The best parts of that show were and still are the music video commentaries. The rest of it was just filler, but filler we forgave.
And then Office Space, Judge's Citizen Kane and a film virtually ignored in the mainstream when it was released, became a cult classic and an industry standard. Fifteen years later, it remains the most oft-quoted workplace movie of all time.
I still drop lines about TPS reports, PC Load Letter, and cases of Mondays, not because I'm looking for a cheap joke like I would with an Anchorman quote, but because I know you'll get the message.
And now Silicon Valley, a new Sunday night HBO show aimed directly at the Hollywoodized, overhyped, and preciously insider parts of startup. I wanted to hate this show so much. I put off watching it until the fourth episode, although thanks to the startupish miracle of digital streaming and binge watching, I was able to start from the beginning. Within minutes, I heard this line:
"Yeah, I know what binary is! I memorized the hexadecimal times tables when I was 14 writing machine code, okay? Ask me what 9 times F is! It's fleventy-five!"

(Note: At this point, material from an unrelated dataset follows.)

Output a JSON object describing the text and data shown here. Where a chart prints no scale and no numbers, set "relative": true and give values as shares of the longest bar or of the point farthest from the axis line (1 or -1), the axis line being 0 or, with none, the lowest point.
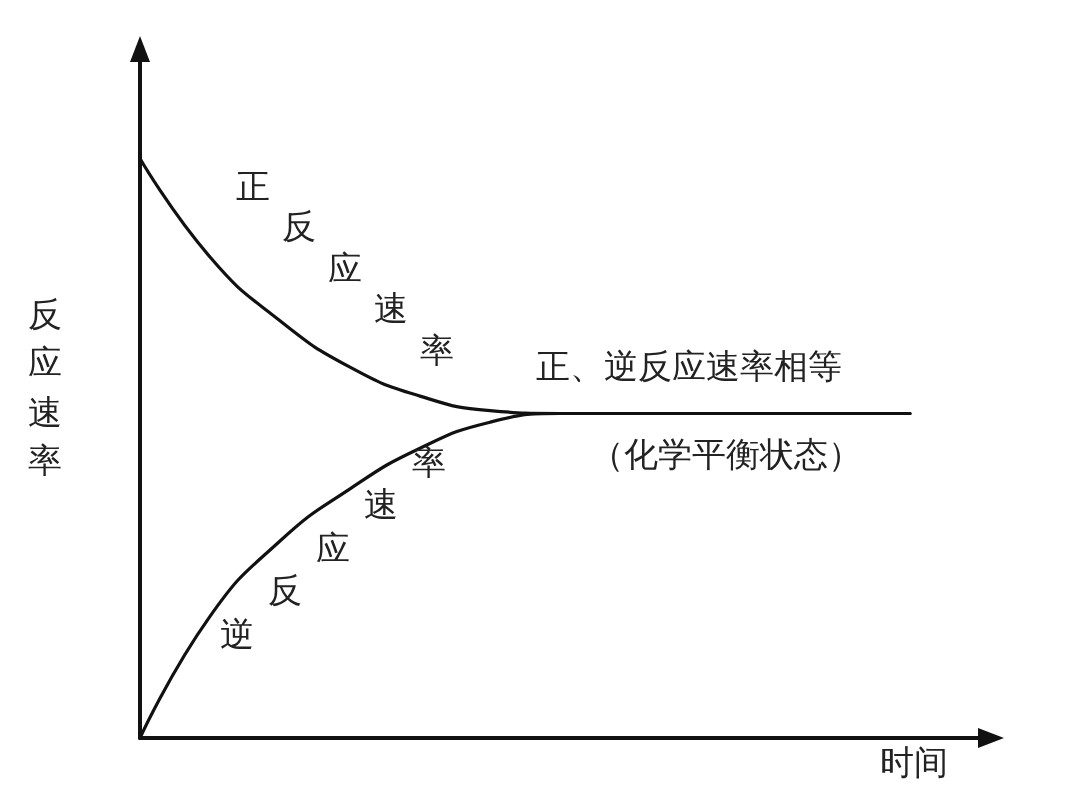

And I laughed out loud. Then I was hooked, and my faith in Mike Judge once again paid off.
See, you're not going to hear that kind of joke on Two and Half Men. Or for that matter the Big Bang Theory. Or at least I don't think you would. Truth be told, I'm guessing. I've never watched either show.
My point is that Mike Judge went and made a show for startup people under the guise of a show about startup people. The brilliance of Silicon Valley isn't in how it depicts what startup is really like, because it doesn't. It's a good show because it depicts exactly what everyone who isn't in startup thinks startup is really like.